Widjojo Nitisastro, Ali Wardhana, BJ Sumarlin, dan Emil Salim sebagai 
arsitektur perekonomian Indonesia mengatakan utang luar negeri tidak 
menciptakan ketergantungan, tapi saling ketergantungan. Almarhum Soemitro 
Djojohadikusumo, begawan ekonomi Indonesia, bahkan menyebutkan tidak ada negara 
yang bangkrut karena utang luar negeri. Dalam bahasa yang lain, pemberlakuan 
ekonomi pasar, liberalisasi perekonomian, dan utang luar negeri merupakan satu 
mata rantai. Itulah konsensus Washington, suatu kebijakan yang lahir pada 1980 
dengan muatan menihilkan peranan pemerintah dalam penyediaan barang dan jasa 
yang menguasai hajat hidup orang banyak, liberalisasi investasi, perdagangan 
dan keuangan, serta privatisasi.

Penihilan peranan itu merupakan wujud sikap penolakan etatisme (negara mengatur 
dan menjalankan roda perekonomian) yang dituangkan dalam kebijakan membatasi 
defisit anggaran dalam jumlah di bawah 2% terhadap PDB. Hasil penerapan 
kebijakan itu adalah runtuhnya perekonomian Indonesia pada krisis moneter 
1997/1998.

Sejalan dengan krisis Asia, sejumlah ekonom AS dan Eropa mengatakan runtuhnya 
perekonomian Korea Selatan, Thailand, dan Indonesia pada 1997/1998 karena 
struktur ekonomi yang rapuh sekaligus dampak berantai gejolak pasar uang 
regional dan moral hazard.

Jika hal itu penyebab krisis ekonomi moneter 10 tahun lalu, apa penyebab krisis 
2007/2008? Secara resmi pemerintah menjawab, penyebabnya adalah krisis kredit 
perumahan AS (subprime mortgage), gejolak harga minyak, dan gejolak harga 
komoditas strategis karena permintaan yang meningkat.

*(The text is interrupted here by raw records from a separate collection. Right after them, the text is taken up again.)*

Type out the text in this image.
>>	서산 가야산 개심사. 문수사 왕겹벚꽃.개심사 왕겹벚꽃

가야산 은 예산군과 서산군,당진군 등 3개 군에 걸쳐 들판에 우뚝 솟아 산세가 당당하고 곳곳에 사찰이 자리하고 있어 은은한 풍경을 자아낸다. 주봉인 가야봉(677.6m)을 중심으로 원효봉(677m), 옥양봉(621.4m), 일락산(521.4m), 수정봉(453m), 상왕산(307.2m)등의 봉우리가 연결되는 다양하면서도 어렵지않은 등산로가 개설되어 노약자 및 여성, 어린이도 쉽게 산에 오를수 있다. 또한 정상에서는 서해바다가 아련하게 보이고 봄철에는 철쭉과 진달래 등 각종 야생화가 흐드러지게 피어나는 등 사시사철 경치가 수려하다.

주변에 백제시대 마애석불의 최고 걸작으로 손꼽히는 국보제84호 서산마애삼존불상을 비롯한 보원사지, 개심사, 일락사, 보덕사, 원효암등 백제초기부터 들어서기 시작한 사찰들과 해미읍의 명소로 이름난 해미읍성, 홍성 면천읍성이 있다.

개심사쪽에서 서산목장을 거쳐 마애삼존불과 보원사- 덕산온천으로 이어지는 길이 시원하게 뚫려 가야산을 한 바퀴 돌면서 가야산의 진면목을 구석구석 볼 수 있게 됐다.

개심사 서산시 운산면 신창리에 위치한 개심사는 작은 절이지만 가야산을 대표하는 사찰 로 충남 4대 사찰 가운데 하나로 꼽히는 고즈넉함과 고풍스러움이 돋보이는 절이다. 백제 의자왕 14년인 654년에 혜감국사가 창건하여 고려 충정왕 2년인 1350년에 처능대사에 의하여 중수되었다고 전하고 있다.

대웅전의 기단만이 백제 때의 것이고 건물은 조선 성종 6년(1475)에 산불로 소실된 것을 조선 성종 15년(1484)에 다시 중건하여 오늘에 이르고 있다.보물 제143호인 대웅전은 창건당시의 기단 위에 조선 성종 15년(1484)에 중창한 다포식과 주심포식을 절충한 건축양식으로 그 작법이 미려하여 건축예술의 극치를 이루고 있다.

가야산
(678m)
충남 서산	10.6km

Pertanyaan mendasarnya, kenapa pada krisis 1997/1998 Malaysia tidak terkena dan 
Thailand serta Korea Selatan yang juga didera krisis lebih cepat pulih jika 
dibandingkan dengan Indonesia? Dunia internasional mengakui, Malaysia tidak 
terkena krisis 1997/1998 karena menolak resep IMF, sedangkan Indonesia 
menyerahkan kedaulatan ekonominya kepada IMF melalui letter of intent sebagai 
tindak lanjut extended fund facility. Dalam krisis pangan sekarang pun, negara 
Asia yang terkena antara lain adalah Indonesia dan Filipina.

Situasi itulah yang mengingatkan saya saat Presiden Yudhoyono merekrut calon 
menteri pada Oktober 2004. Melihat siapa-siapa yang datang ke Cikeas, mahasiswa 
dan banyak kalangan menolak kaki tangan asing dan yang diindikasikan koruptor 
menjadi menteri. SBY merespons kritik itu dengan pendekatan prosedural. "Kita 
tidak boleh menuduh," katanya bijaksana meneduhkan suasana. Ternyata yang 
dipilihnya justru mereka yang hangat bersahabat dengan Barat.

Demikian juga saat reshuffle. Para fundamentalis mekanisme pasar dan penyanjung 
liberalisasi ekonomi, meminjam istilah Joseph Stiglitz, makin berjaya. Maka 
kebijakan yang menyengsarakan rakyat dan melanggengkan penyakit ekonomi klasik 
mewujud kembali dalam wajah demokrasi liberal. Hasilnya, seperti yang kita 
alami sekarang, krisis energi, krisis pangan, krisis keuangan, krisis 
infrastruktur dan aparatur, serta krisis fiskal.

Rasanya kita belajar sejarah, tapi tidak mencerna manfaatnya. Yang pasti, 
kebijakan ekonomi kita menjadi ahistoris dan terlepas dari perintah konstitusi. 
Di tengah Pemilu 2009 yang tinggal setahun lagi, muncul pertanyaan, adakah SBY 
berpeluang memperbaiki kebijakan para fundamentalis pasar yang berdampak tidak 
terpenuhinya janji kampanye 2004? Selama hayat dikandung badan, peluang selalu 
ada. Soalnya, adakah kemauan untuk itu?